Um diplomata britânico que brevemente ocupou o cargo de embaixador interino após a saída nada cerimoniosa de Peter Mandelson agora fez sua própria saída graciosa, deixando a embaixada em Washington com um subchefe de missão a menos.

Em um comunicado que faria um orgulhoso quebra-cabeça de palavras cruzadas, um porta-voz do Ministério das Relações Exteriores disse apenas: "James Roscoe deixou seu posto." Nenhuma explicação adicional foi oferecida na noite de terça-feira para a partida de Roscoe, que servia como subchefe de missão na embaixada britânica desde 2022. O silêncio foi ensurdecedor, e possivelmente diplomático.

Roscoe estava entre os nomes cogitados para o cargo principal depois que Mandelson foi dispensado devido a seus infelizes laços com o financista condenado por pedofilia Jeffrey Epstein. Esse cargo acabou indo para Christian Turner, deixando Roscoe como encarregado de negócios nos EUA - um papel que aparentemente envolvia muitas visitas de estado. Ele desempenhou um papel fundamental na visita de estado de Donald Trump ao Reino Unido em setembro de 2025 e, mais recentemente, ajudou a coordenar a visita de estado do Rei Charles aos EUA para o 250º aniversário da independência americana. Um sujeito ocupado.

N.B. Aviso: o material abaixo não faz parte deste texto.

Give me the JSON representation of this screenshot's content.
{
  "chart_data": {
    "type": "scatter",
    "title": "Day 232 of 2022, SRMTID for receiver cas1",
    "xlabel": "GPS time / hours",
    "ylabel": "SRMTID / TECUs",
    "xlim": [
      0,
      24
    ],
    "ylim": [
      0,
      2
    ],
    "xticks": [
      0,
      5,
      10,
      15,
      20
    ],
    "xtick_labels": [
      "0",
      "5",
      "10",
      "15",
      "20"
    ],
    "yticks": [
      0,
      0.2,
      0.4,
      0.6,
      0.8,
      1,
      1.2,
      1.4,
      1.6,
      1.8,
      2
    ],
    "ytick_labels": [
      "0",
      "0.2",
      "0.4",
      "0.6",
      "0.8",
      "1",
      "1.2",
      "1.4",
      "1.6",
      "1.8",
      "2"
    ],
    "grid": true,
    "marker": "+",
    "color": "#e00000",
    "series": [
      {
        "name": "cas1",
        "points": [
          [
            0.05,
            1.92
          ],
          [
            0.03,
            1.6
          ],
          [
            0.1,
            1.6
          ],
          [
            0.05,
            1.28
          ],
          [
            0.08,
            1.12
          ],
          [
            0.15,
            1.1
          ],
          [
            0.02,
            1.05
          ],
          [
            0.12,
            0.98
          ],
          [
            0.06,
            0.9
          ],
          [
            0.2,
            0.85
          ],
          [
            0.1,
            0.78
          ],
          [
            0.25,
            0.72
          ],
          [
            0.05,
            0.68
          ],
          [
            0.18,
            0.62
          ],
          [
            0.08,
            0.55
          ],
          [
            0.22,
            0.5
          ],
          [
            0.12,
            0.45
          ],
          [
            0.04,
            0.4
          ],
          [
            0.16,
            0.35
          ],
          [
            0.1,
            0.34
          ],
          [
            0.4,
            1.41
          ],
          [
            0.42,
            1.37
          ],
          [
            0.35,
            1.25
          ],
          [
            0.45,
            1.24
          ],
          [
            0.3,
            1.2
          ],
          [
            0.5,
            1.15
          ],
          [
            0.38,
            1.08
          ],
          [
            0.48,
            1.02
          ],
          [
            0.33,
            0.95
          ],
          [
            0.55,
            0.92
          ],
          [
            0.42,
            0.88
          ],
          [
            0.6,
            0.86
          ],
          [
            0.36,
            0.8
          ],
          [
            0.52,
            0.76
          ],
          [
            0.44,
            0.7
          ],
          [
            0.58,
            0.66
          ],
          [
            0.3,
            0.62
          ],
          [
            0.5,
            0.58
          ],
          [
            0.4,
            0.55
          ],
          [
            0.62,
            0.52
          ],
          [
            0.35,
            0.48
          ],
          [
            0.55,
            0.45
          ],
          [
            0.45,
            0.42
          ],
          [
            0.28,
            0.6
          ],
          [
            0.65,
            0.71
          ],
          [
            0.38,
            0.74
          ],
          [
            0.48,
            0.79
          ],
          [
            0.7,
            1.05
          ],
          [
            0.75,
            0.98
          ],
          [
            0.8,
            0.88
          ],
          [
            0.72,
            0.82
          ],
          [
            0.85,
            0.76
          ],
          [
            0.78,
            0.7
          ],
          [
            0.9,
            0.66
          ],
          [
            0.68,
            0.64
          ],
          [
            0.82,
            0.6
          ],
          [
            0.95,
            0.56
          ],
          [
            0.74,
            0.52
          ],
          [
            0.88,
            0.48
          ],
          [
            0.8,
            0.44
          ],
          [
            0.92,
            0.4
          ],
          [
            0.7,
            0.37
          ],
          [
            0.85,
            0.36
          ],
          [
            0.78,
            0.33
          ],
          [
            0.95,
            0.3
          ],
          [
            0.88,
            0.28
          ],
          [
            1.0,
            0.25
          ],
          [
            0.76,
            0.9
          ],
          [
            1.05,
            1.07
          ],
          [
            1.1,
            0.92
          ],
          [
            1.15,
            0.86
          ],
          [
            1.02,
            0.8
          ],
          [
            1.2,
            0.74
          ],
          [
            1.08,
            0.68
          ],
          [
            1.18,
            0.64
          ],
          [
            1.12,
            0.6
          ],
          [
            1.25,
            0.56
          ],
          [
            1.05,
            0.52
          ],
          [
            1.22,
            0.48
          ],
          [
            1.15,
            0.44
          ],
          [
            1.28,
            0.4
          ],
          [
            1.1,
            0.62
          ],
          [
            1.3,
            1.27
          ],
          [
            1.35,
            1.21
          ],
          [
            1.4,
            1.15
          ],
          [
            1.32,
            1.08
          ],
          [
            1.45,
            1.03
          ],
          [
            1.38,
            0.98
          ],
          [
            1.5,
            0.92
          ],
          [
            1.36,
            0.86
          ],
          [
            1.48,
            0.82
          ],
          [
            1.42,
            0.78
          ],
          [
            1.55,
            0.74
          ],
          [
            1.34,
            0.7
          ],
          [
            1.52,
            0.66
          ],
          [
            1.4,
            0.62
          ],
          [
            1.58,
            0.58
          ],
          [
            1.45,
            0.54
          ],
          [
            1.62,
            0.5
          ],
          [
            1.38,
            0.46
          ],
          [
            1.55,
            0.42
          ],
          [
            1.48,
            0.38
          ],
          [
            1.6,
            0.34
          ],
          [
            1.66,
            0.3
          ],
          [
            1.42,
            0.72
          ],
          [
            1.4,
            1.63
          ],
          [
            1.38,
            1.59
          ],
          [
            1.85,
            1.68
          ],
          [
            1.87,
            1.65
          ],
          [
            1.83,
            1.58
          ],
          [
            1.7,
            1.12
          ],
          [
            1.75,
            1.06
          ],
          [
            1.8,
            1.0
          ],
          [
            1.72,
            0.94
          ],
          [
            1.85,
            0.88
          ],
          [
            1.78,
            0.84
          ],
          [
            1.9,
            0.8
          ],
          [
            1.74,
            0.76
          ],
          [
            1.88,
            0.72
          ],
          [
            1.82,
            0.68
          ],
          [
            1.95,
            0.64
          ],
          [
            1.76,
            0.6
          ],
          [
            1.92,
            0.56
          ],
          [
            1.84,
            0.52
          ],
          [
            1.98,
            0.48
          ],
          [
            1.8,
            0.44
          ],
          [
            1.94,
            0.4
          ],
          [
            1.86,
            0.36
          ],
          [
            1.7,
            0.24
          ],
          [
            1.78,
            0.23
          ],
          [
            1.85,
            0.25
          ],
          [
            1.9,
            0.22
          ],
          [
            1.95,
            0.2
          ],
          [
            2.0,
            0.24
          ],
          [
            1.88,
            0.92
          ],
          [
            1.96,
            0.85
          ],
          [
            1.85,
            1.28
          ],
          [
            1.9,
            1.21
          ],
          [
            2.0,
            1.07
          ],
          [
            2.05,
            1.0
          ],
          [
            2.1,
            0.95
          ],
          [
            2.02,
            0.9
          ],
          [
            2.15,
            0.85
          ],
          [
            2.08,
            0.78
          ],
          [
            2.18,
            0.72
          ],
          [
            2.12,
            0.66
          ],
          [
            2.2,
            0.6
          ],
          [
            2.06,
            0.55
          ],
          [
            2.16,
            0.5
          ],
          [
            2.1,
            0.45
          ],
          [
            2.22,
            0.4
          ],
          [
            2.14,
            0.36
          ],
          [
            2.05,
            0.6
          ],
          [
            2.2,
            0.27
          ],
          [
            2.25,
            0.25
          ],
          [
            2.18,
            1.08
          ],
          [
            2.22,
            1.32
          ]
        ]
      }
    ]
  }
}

Antes de sua aventura em Washington, Roscoe foi embaixador do Reino Unido na ONU e serviu como chefe de comunicações da falecida Rainha Elizabeth II. Ele também passou um tempo como chefe de imprensa na Downing Street para os primeiros-ministros Tony Blair e Gordon Brown, o que é como dizer que sobreviveu a duas administrações separadas sem um escândalo. Suas nomeações diplomáticas anteriores incluíram a ONU, Serra Leoa e Iraque - um currículo que sugere que ele já viu algumas coisas.

Por que ele saiu continua sendo um mistério embrulhado em um saco diplomático. Talvez ele tenha encontrado uma oferta melhor. Talvez ele simplesmente tenha se cansado da seleção de lanches da embaixada. O Ministério das Relações Exteriores não está dizendo, e ficamos a especular.